Un tesoro dimenticato in soffitta
Dimenticato in una soffitta per diversi decenni, un eccezionale vaso di porcellana cinese creato per l’imperatore Qianlong (1735-1796) è stato battuto martedì all’asta da Sotheby’s a Parigi per 16,2 milioni di euro. Questo pezzo storico, ignorato per anni, è un notevole esempio di arte imperiale cinese del XVIII secolo. I suoi proprietari non avevano idea del suo valore e il vaso è rimasto inattivo tra altri oggetti asiatici considerati semplici curiosità esotiche fino a quando la sua eccezionale importanza è stata finalmente riconosciuta dagli esperti di arte orientale.
Un record assoluto per Sotheby’s Parigi
Il vaso Qianlong, acquistato da un giovane offerente cinese presente in sala e che ha fatto la propria offerta, diventa “il record assoluto per un’opera venduta da Sotheby’s Parigi dall’apertura del mercato alle case d’asta straniere e il record per un pezzo di porcellana venduto in Francia”, secondo la casa d’aste.
Questo spettacolare risultato sottolinea il crescente interesse dei collezionisti, in particolare cinesi, per il recupero di importanti pezzi del loro patrimonio culturale sparsi in tutto il mondo. La vendita si è svolta in un’atmosfera elettrica, con offerte che sono rapidamente salite ben oltre le stime iniziali.
Un’opera d’arte eccezionale
Stimato tra i 500.000 e i 700.000 euro, il vaso è in perfette condizioni e presenta una decorazione policroma dominata dai toni del rosa. È decorato con un notevole paesaggio di cervi e gru circondati da pini contorti e cime coperte di nebbia. Sotto la base è presente un “marchio di regno” a sei caratteri.
La finezza della lavorazione testimonia l’incomparabile abilità degli artigiani imperiali del periodo Qianlong, considerato l’apogeo dell’arte della porcellana cinese, quando la raffinatezza tecnica e l’estetica raggiunsero vette ineguagliabili.
Una scoperta paragonabile a un Caravaggio
“Questo vaso è l’unico conosciuto al mondo con un tale dettaglio. È un’opera d’arte importante; è come scoprire un Caravaggio”, ha dichiarato Olivier Valmier, banditore d’asta specializzato in arte asiatica, alla presentazione dell’opera.
Trasportato a Sotheby’s in una semplice scatola di scarpe, si dice che sia stato acquistato in Francia alla fine del XIX secolo e “conservato” con altre “cineserie” nella soffitta della casa di campagna di una famiglia che non lo apprezzava molto. Questo confronto con un grande maestro occidentale illustra perfettamente il valore artistico e storico di questo pezzo unico.
Una rarità assoluta
Solo quattro vasi con questo tipo di paesaggio sono documentati nella produzione delle officine imperiali. Un pezzo di forma e stile simili, ma senza gru, si trova al Musée Guimet di Parigi. I pezzi imperiali del periodo Qianlong sono particolarmente ricercati.

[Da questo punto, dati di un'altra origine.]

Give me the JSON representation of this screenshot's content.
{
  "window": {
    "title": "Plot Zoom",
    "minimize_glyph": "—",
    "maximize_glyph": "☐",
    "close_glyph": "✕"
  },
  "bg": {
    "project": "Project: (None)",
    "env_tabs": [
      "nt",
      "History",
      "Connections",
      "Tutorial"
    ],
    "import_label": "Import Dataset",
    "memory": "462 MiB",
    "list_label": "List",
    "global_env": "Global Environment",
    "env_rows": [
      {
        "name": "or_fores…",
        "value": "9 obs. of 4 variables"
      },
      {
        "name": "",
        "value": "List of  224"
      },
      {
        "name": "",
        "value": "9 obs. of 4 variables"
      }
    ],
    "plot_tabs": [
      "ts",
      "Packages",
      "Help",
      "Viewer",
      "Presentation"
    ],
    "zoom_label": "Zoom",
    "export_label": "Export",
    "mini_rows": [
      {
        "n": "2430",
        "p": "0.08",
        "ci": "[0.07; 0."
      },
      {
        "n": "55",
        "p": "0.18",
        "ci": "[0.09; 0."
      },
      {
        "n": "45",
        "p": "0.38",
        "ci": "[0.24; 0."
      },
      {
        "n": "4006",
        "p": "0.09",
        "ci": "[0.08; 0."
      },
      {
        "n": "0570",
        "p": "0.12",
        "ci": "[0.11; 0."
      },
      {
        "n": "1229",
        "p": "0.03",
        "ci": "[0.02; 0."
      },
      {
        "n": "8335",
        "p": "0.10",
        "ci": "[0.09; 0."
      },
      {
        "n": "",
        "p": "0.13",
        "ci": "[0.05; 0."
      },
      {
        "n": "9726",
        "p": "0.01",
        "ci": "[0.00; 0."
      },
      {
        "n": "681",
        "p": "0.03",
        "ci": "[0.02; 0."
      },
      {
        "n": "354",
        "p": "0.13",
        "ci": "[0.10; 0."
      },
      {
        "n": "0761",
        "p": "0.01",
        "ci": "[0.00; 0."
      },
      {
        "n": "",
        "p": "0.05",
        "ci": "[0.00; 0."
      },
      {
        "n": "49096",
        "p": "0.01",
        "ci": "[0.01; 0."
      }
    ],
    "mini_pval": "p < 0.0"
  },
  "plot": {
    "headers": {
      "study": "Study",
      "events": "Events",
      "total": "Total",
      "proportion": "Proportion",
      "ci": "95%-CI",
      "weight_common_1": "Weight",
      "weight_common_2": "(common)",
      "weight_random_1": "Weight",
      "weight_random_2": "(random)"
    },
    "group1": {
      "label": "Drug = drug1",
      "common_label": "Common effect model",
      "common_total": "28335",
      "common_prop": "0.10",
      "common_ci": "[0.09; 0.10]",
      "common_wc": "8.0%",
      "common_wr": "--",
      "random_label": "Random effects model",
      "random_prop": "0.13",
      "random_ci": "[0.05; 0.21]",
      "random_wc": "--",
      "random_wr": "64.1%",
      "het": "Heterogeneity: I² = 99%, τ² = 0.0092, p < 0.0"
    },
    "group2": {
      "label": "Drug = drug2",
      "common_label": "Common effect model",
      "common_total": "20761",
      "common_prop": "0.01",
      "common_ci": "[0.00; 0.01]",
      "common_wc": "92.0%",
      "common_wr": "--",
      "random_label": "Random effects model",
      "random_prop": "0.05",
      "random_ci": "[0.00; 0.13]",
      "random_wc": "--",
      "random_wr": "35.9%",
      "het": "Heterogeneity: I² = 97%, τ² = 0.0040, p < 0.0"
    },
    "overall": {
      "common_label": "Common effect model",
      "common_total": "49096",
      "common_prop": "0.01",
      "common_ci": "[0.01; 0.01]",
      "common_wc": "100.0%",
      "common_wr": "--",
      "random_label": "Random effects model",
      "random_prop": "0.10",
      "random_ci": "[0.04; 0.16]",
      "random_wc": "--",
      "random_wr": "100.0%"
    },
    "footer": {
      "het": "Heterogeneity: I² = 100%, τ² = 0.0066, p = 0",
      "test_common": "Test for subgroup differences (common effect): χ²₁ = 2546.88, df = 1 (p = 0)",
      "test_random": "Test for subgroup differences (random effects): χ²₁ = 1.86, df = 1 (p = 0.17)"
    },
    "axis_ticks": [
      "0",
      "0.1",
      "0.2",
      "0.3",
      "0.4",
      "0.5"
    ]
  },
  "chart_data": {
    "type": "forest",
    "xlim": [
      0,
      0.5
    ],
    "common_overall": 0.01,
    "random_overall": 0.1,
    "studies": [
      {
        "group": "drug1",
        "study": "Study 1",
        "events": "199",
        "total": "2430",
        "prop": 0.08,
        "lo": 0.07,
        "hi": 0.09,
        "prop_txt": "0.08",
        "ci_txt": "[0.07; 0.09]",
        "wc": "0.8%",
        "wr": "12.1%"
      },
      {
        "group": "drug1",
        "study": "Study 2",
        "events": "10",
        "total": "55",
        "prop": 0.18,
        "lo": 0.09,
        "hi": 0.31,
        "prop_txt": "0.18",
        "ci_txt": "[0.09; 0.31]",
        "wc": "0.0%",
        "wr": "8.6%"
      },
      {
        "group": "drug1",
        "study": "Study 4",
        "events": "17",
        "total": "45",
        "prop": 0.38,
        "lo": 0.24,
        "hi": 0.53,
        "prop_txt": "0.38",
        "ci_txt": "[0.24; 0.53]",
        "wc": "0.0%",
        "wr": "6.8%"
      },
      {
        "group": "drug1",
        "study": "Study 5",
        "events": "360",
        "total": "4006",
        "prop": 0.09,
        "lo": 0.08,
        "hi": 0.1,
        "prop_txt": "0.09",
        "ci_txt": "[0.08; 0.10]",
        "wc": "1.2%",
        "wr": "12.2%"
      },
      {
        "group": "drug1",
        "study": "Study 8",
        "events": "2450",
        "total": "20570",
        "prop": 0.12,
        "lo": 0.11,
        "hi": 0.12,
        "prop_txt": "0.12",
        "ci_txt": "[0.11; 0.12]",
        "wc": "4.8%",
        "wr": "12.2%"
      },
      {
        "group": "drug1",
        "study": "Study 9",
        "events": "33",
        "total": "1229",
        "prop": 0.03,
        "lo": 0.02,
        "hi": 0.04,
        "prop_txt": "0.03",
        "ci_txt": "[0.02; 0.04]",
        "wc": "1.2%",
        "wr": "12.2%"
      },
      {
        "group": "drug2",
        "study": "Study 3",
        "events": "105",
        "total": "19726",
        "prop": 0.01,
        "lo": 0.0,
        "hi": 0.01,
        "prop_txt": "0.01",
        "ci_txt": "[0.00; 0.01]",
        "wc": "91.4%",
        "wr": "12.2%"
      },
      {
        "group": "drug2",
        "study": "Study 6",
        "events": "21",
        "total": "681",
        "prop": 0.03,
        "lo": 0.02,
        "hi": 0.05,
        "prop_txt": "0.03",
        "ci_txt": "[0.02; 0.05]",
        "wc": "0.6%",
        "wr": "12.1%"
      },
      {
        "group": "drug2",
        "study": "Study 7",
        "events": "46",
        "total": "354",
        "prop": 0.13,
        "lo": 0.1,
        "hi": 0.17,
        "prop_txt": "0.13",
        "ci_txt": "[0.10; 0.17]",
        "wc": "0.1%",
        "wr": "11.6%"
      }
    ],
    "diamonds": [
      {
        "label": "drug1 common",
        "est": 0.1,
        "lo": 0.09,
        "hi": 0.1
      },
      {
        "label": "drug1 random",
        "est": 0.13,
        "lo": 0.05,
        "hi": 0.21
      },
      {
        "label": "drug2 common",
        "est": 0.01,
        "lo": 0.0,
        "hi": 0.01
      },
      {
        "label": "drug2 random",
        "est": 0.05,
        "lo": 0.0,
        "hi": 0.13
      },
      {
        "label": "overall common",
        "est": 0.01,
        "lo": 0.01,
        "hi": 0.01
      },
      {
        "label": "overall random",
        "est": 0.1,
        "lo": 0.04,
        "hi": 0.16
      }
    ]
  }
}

Una ciotola in porcellana famille rose è stata venduta per 30,4 milioni di dollari da Sotheby’s Hong Kong in aprile. L’estrema rarità spiega in gran parte la frenesia delle offerte e il prezzo straordinario raggiunto da questo vaso, oggi considerato un esempio emblematico dell’arte cinese del XVIII secolo.
Un mercato in espansione
Un sigillo imperiale dello stesso periodo aveva stabilito un record mondiale di 21 milioni di euro nel dicembre 2016 in una vendita a Parigi. Quest’ultima spettacolare offerta conferma la forte tendenza del mercato dell’arte cinese antica, in particolare per i pezzi imperiali di altissima qualità.
Una delle ragioni principali è il desiderio dei collezionisti e delle istituzioni cinesi di rimpatriare il proprio patrimonio culturale e artistico, disperso da secoli nelle collezioni occidentali. Questa dinamica continua a spingere i prezzi verso nuove vette, ridefinendo la gerarchia dei valori sul mercato internazionale dell’arte.
Conclusione
La storia di questo vaso Qianlong illustra perfettamente come un tesoro artistico possa passare dalla totale oscurità al riconoscimento mondiale nel giro di poche ore. Dalla polverosa soffitta di una casa di campagna francese ai riflettori di un’asta internazionale, questo capolavoro di porcellana cinese ha avuto un destino tanto improbabile quanto affascinante.
Il suo viaggio ci ricorda che i veri tesori possono ancora essere nascosti nelle nostre soffitte e che la competenza artistica rimane essenziale per identificare questi gioielli dimenticati del patrimonio mondiale, che possono trasformare la vita dei loro proprietari e arricchire la nostra conoscenza della storia dell’arte.